En 1990, La fille démantelée ; en 1991, La plage d’Ostende. Ce dernier roman recevra le prix Point de Mire un an après. Ensuite, elle publie La lucarne et le Bonheur dans le crime. En 1996, son roman Orlanda reçoit le prix Médicis.

Aujourd’hui, Jacqueline Harpman continue à écrire et à exercer ses activités de psychanalyste.

Le livre

Elles sont quarante, enfermées dans une cave où elles ne peuvent marcher plus de vingt pas, sous la surveillance d’impassibles gardiens qui les nourrissent et les soignent. La plus jeune, la narratrice, n’a jamais vécu ailleurs. Les autres, si aucune ne se rappelle les circonstances qui les ont menées là, lui transmettent le souvenir d’une vie où il y avait des maris, des enfants, des villes.

Mystérieusement libérées de leur geôle, elles entreprennent une longue errance sur une terre déserte à la recherche d’autres humains ou d’une explication. Elles ne découvrent que d’autres caves analogues, peuplées de cadavres.

Mon avis

J’ai lu quelque part : « On a pu parler de Kafka, de Paul Auster ou du Désert des Tartares au sujet de cette œuvre à la fois cauchemardesque et sereine, impassible et bouleversante. » C’est en effet impossible de classer cette œuvre, hors du temps et de l’espace connu : aucun indicateur ne nous permet de déterminer où l’action prend place ni quand. Harpman a créé un monde surréaliste, angoissant, où le lecteur est, de manière frustrante, cantonné aux faibles connaissances de la narratrice qui consigne ces faits à la fin de sa vie. Or, elle ne sait rien. On ne peut donc que postuler, et c’est ce gouffre de suppositions qui rend cette lecture vertigineuse : pourquoi ces femmes – et ces hommes – ont-elles été enfermées tout ce temps ? qui sont les gardiens ? sont-elles même encore sur Terre ? pourquoi les gardiens ont-ils fui ? Finalement, tout le long du roman, on attend une explication qui ne viendra jamais.

Cela fait trois semaines que je l’ai lu maintenant et je n’ai pu trouver de réponse. Et au bout d’un moment, je me suis dit : et si l’auteur ne savait pas non plus ? alors j’ai accepté de réfléchir avec les seuls éléments qu’elle nous donne et les questions qu’elle soulève.

Car il me semble que c’est un fait exprès qu’elle se soit détachée de toute contingence de détails quelconque, souhaitant aller à l’essentiel, mais sans nous guider dans nos questionnements.
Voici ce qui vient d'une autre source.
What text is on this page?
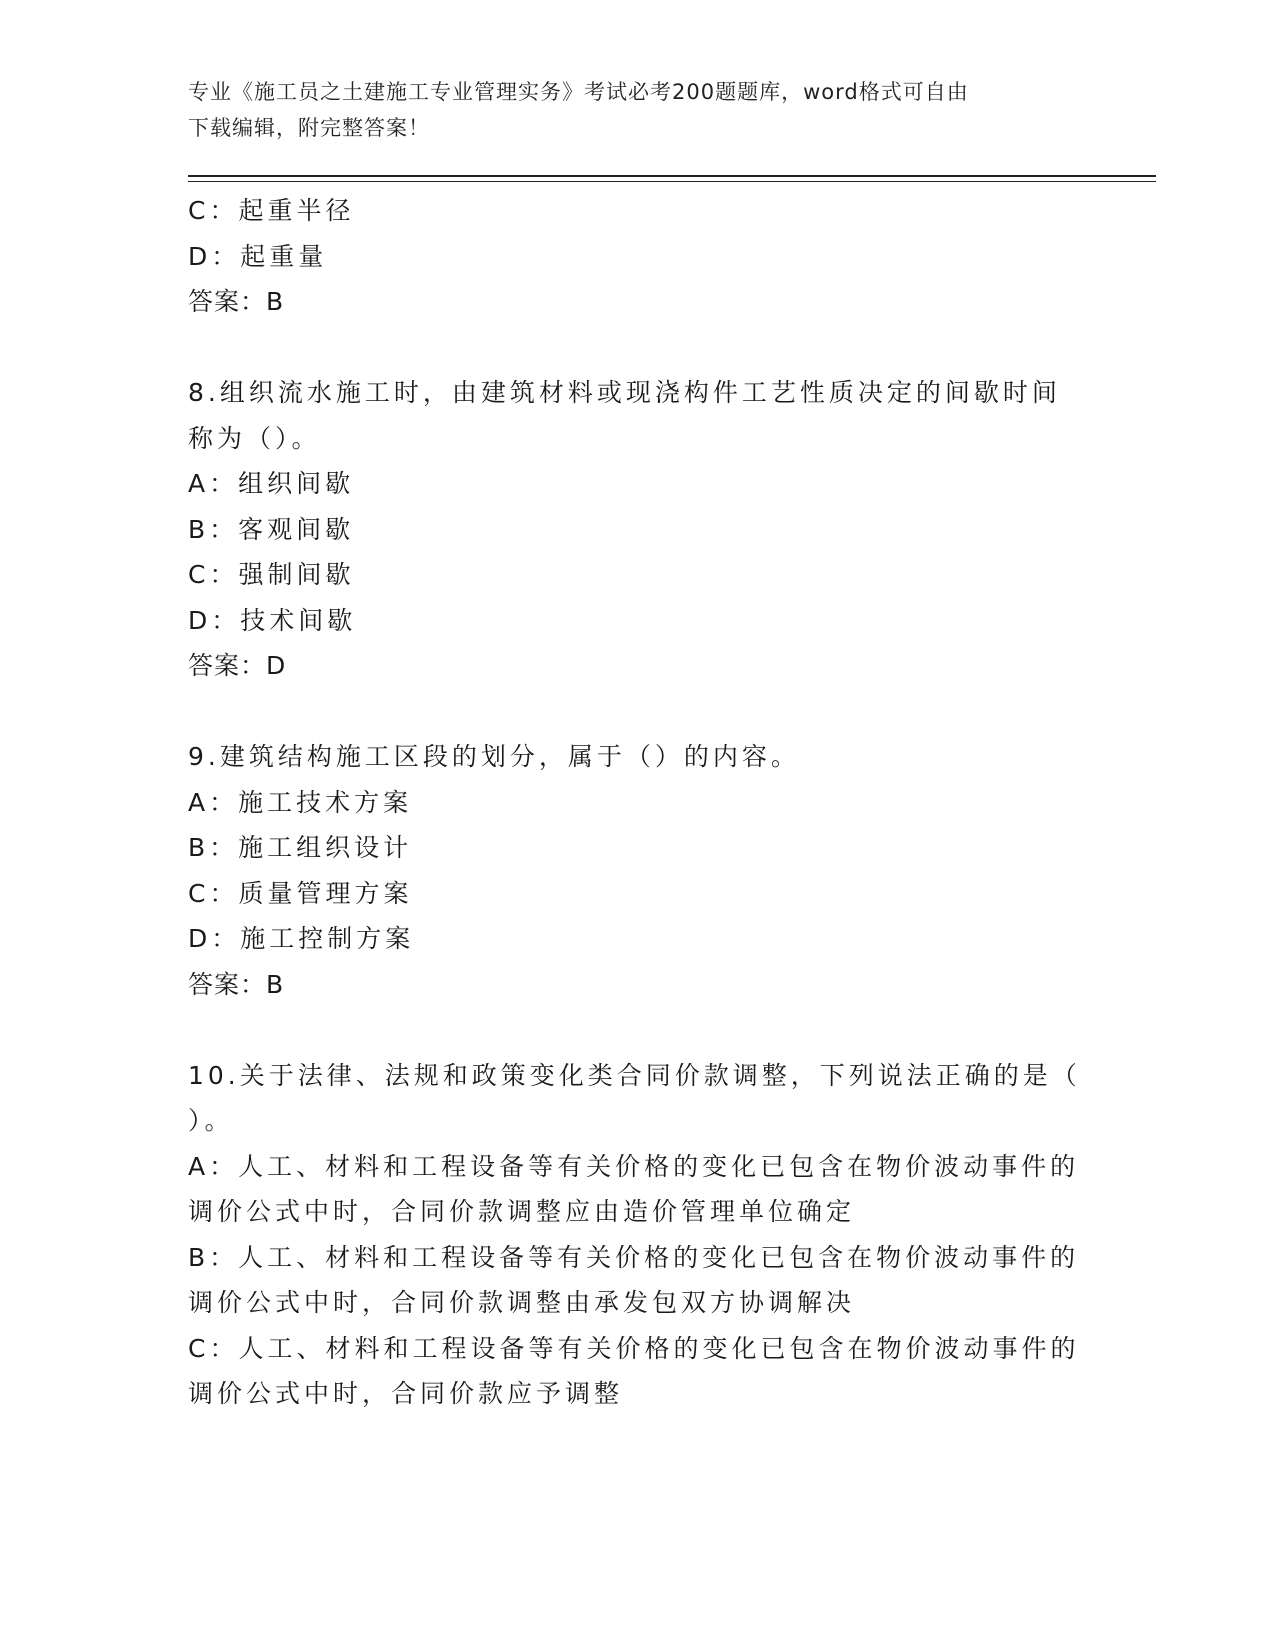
专业《施工员之土建施工专业管理实务》考试必考200题题库，word格式可自由
下载编辑，附完整答案！
C：起重半径
D：起重量
答案：B
8.组织流水施工时，由建筑材料或现浇构件工艺性质决定的间歇时间
称为（）。
A：组织间歇
B：客观间歇
C：强制间歇
D：技术间歇
答案：D
9.建筑结构施工区段的划分，属于（）的内容。
A：施工技术方案
B：施工组织设计
C：质量管理方案
D：施工控制方案
答案：B
10.关于法律、法规和政策变化类合同价款调整，下列说法正确的是（
）。
A：人工、材料和工程设备等有关价格的变化已包含在物价波动事件的
调价公式中时，合同价款调整应由造价管理单位确定
B：人工、材料和工程设备等有关价格的变化已包含在物价波动事件的
调价公式中时，合同价款调整由承发包双方协调解决
C：人工、材料和工程设备等有关价格的变化已包含在物价波动事件的
调价公式中时，合同价款应予调整
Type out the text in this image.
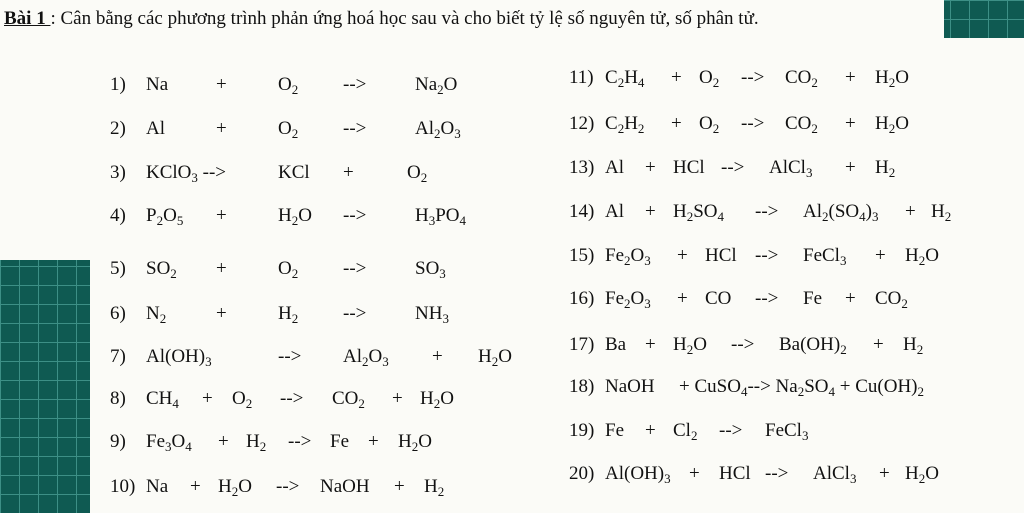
Bài 1 : Cân bằng các phương trình phản ứng hoá học sau và cho biết tỷ lệ số nguyên tử, số phân tử.
1) Na	+	$O_2$ -->	$Na_2O$
2) Al	+	$O_2$ -->	$Al_2O_3$
3) KClO$_3$ -->	KCl +	$O_2$
4) $P_2O_5$ +	$H_2O$ -->	$H_3PO_4$
5) $SO_2$ +	$O_2$ -->	$SO_3$
6) $N_2$	+	$H_2$ -->	$NH_3$
7) $Al(OH)_3$	--> $Al_2O_3 + H_2O$
8) $CH_4 + O_2$ --> $CO_2 + H_2O$
9) $Fe_3O_4 + H_2$ --> $Fe + H_2O$
10) $Na + H_2O$ --> NaOH + $H_2$
11) $C_2H_4 + O_2$ --> $CO_2 + H_2O$
12) $C_2H_2 + O_2$ --> $CO_2 + H_2O$
13) Al + HCl --> AlCl$_3$ + $H_2$
14) $Al + H_2SO_4$ --> $Al_2(SO_4)_3 + H_2$
15) $Fe_2O_3$ + HCl --> FeCl$_3$ + $H_2O$
16) $Fe_2O_3$ + CO --> $Fe + CO_2$
17) $Ba + H_2O$ --> $Ba(OH)_2 + H_2$
18) NaOH + CuSO$_4$--> $Na_2SO_4 + Cu(OH)_2$
19) $Fe + Cl_2$ --> FeCl$_3$
20) $Al(OH)_3$ + HCl --> AlCl$_3$ + $H_2O$
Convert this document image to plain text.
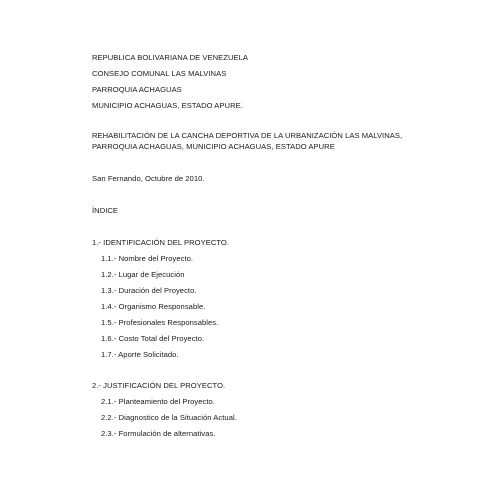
REPUBLICA BOLIVARIANA DE VENEZUELA
CONSEJO COMUNAL LAS MALVINAS
PARROQUIA ACHAGUAS
MUNICIPIO ACHAGUAS, ESTADO APURE.
REHABILITACIÓN DE LA CANCHA DEPORTIVA DE LA URBANIZACIÓN LAS MALVINAS,
PARROQUIA ACHAGUAS, MUNICIPIO ACHAGUAS, ESTADO APURE
San Fernando, Octubre de 2010.
ÍNDICE
1.- IDENTIFICACIÓN DEL PROYECTO.
1.1.- Nombre del Proyecto.
1.2.- Lugar de Ejecución
1.3.- Duración del Proyecto.
1.4.- Organismo Responsable.
1.5.- Profesionales Responsables.
1.6.- Costo Total del Proyecto.
1.7.- Aporte Solicitado.
2.- JUSTIFICACIÓN DEL PROYECTO.
2.1.- Planteamiento del Proyecto.
2.2.- Diagnostico de la Situación Actual.
2.3.- Formulación de alternativas.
Parmi tant d’autres mystères, elle interroge la notion de féminité et de relation homme/femme. En effet, la plus jeune, qui n’a jamais connu les hommes ( à la fois l’humanité et le sexe masculin) ne développe pas une puberté normale, comme si son corps ne savait pas quel cours suivre et ne s’était pas préparé.

Elle questionne également les relations entre les femmes. La narratrice remarque par exemple « l’ardeur qu’elles mettaient à redire dix fois la même chose sous une autre forme pour ne pas s’apercevoir qu’elles n’avaient, en fin de compte, absolument rien à se dire depuis une éternité, mais il faut qu’un être humain parle, sinon il perd son humanité ». Ce n’est finalement qu’au seul contact de ces femmes que la jeune fille apprend ce qu’est la nature humaine, et les codes qui vont avec. Or, elle va se mettre à se raconter des histoires, avec le peu qu’elle sait, elle invente – miracle de l’esprit humain. Jusqu’à ce qu’elle se rende compte que « dans mes histoires, il y aurait toujours des événements; dans ma vie, il n’y en aurait jamais. » Lorsqu’elle découvre les livres, de la même façon, elle prend conscience qu’il lui manque tous les éléments pour les comprendre. Et elle s’interroge : « aurai-je mieux compris le théâtre de Shakespeare ? ou l’histoire de Don Quichotte de la Manche ? ». Elle ouvre ainsi l’interrogation de la relativité du savoir et de la littérature, qui ne sont que des reflets de la société telle que nous la vivons aujourd’hui, mais qui n’auront peut-être plus aucun sens dans un ou deux siècles.

De la même façon, ce sera la seule à accepter de donner la mort aux femmes malades, sans rien ressentir. La mort est elle aussi une construction humaine, tout comme le meurtre ou plutôt ici l’euthanasie qui a du sens dans une société où on ne peut sauver ou empêcher les gens de souffrir et de vouloir partir.

C’est donc un roman très complexe, qui, à travers cette histoire plus qu’étrange, interroge en réalité l’ensemble de la nature et de la condition humaine.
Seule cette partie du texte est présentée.